Anyway, hopefully I can turn this into a full app for iPhone in a reasonable timeframe. 🙂

Frash shows Flash on iPhone can be Great (with Screenshots)

Warning: RANT ahead

Steve Jobs is full of crap. I could actually understand and respect a straightforward admission that the Flash Platform is a threat to Apple’s iOS business model – which is the real reason Jobs won’t let Flash on the iPhone and iPad. That’s not even a very good reason – the App Store has many compelling features on it’s own, even if Flash is in the browser, not the least of which is the easy to understand path to monitization. Performance is another issue – Flash is fast enough, faster than JS/Canvas by quite a bit, but it’s still not as fast as a native app and all it’s OpenGL goodness (among all the other great Apple APIs).
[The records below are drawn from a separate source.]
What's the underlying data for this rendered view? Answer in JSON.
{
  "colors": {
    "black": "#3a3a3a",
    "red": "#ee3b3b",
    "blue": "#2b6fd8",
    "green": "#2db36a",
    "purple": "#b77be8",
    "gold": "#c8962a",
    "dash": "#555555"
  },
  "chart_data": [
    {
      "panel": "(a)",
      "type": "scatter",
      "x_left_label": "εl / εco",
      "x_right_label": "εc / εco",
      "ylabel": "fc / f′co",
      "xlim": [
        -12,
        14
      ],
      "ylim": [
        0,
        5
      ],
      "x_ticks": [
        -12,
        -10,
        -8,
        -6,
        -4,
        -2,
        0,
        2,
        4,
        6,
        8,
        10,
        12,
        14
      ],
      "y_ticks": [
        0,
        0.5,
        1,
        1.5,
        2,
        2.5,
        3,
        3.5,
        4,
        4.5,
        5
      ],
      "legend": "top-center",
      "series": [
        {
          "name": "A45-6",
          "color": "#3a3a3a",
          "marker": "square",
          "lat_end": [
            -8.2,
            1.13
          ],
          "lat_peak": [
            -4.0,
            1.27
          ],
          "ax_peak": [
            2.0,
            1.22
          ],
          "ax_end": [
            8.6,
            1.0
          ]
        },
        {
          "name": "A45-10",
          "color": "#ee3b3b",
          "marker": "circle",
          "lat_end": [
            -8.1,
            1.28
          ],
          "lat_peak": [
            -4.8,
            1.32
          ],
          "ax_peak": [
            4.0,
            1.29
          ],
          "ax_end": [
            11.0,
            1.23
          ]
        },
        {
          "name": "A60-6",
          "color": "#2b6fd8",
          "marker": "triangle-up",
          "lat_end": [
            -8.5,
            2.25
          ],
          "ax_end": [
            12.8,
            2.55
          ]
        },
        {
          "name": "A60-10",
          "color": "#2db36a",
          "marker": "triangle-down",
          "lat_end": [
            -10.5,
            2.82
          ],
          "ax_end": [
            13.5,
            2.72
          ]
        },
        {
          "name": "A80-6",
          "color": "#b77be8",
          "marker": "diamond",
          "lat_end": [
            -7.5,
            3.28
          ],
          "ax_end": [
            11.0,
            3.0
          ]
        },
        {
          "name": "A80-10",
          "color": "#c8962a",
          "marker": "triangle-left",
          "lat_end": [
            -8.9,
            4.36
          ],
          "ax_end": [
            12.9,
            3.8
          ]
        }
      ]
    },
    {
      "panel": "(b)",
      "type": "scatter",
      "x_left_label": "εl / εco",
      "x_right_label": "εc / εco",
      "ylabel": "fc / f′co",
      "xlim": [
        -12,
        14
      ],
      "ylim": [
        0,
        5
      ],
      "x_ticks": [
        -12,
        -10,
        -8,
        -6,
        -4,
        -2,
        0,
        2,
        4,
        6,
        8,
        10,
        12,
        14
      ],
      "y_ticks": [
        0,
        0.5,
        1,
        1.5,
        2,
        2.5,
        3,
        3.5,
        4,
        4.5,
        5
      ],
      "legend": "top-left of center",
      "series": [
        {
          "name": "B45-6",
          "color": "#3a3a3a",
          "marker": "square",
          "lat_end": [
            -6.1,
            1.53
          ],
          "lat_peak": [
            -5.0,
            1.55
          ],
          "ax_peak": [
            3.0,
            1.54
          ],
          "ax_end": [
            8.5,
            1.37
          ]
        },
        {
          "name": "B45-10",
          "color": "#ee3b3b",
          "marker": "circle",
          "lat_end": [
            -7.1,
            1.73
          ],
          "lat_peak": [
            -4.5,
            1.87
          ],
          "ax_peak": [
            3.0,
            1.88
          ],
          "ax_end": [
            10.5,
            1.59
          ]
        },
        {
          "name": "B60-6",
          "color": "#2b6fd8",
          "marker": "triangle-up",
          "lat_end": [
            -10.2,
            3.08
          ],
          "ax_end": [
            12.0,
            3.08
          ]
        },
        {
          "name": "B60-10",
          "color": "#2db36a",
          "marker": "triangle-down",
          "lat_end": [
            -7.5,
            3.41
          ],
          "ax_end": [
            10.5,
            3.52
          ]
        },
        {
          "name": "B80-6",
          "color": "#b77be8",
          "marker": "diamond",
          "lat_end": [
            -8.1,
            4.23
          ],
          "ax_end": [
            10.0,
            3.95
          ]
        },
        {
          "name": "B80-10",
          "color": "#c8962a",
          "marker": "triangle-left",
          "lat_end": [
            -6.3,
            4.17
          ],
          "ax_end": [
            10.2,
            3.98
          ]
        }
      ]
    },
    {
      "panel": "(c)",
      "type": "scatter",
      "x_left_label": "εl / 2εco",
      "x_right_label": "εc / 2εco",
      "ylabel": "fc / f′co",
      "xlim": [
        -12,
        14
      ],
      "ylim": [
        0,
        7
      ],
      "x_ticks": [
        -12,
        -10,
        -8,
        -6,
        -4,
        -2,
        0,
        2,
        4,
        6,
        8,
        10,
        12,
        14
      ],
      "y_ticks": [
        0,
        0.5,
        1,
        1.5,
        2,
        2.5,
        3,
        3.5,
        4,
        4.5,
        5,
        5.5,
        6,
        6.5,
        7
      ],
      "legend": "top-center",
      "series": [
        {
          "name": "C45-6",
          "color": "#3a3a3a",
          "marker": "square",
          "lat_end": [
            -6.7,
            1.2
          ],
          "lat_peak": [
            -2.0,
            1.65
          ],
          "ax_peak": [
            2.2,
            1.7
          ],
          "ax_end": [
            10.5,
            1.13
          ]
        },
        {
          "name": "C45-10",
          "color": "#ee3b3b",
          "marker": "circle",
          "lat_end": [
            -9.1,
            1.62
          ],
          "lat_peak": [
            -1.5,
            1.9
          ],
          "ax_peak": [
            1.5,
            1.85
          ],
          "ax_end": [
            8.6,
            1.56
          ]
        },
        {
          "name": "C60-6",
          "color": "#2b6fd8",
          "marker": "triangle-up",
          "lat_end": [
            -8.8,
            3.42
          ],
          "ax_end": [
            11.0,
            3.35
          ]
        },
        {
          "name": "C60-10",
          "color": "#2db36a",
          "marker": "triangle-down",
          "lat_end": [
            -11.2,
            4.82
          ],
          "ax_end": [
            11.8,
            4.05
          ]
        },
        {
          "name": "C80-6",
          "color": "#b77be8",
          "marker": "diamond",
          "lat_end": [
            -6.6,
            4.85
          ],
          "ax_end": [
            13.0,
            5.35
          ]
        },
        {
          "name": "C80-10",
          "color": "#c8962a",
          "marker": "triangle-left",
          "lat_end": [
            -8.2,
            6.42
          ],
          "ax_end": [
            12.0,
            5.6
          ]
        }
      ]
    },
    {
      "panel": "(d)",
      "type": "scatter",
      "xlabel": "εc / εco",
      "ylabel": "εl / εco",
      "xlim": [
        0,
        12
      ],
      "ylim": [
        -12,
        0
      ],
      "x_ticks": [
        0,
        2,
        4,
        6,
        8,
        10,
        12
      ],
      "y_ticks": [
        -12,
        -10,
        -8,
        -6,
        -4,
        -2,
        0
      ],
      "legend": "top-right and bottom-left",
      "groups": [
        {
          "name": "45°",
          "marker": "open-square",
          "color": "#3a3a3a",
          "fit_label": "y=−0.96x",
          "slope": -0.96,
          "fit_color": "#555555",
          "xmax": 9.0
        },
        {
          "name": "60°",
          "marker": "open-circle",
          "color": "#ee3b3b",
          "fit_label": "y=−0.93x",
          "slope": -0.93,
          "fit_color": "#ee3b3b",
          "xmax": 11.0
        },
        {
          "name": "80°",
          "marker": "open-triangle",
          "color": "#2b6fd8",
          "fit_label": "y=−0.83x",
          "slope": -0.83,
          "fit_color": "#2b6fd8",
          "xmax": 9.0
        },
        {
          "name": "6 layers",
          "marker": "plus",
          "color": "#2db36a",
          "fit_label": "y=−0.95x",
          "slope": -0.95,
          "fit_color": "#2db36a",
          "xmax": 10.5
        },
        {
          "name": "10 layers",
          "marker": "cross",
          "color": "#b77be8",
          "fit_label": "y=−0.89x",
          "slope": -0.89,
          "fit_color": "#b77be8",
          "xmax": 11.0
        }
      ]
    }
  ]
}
Keeping Flash off iPhone (and especially CS5 iPhone apps) has nothing to do with performance, or compatibility. That’s just bunk! And nobody likes a liar.

/rant

Here are some screenshots to show how well many sites I’ve been involved with work in Flash on the iPhone (3GS using jailbreak and Frash).

adcSTUDIO's home page — adcSTUDIO’s Home Page

adcSTUDIO's about us section — adcSTUDIO’s About Us Screen

Terminal Design (before activating Frash)

Terminal Design's Home Page (with Flash) — Terminal Design’s Home Page (with Flash)

A quit note on the technology: this is using Frash, which is a hack (a wrapper or compatibility layer) to get the Android version of Flash Player 10.1 running inside of iOS – it has not been optimized (or even completed at this point) to run well on iOS yet, and probably will never run as well as it can on Android. A recent test app I’ve been playing with runs 50% faster on a Droid Eris, vs. the iPhone 3GS – the Eris is slower hardware, running Android 2.1. It’s also crashy, and is missing features like streaming movie support (it does work with videos embedded in a swf) – and touch events are not quite as streamlined as they are on a real Android device (hover works better on Android for example, and hot spots are easier to hit). It’s also got all the quirks of the Wii and desktop Flash Player’s “noscale” feature (on Android there is a workaround that solves this, not implemented in Frash yet).

I just like to point that out, because some users are judging the viability of Flash on iOS/iPhone/iPad based on this hack (which is current at version 0.02), which is beyond silly.

For anyone interested, I followed these instructions to install it on my iPhone. Note: this uses SSH and dpkg to install. If you don’t know how to reverse that, you may want to find an apt repo and use Cydia to grab this, so you can uninstall Frash when you are done playing, as it can be quite unstable.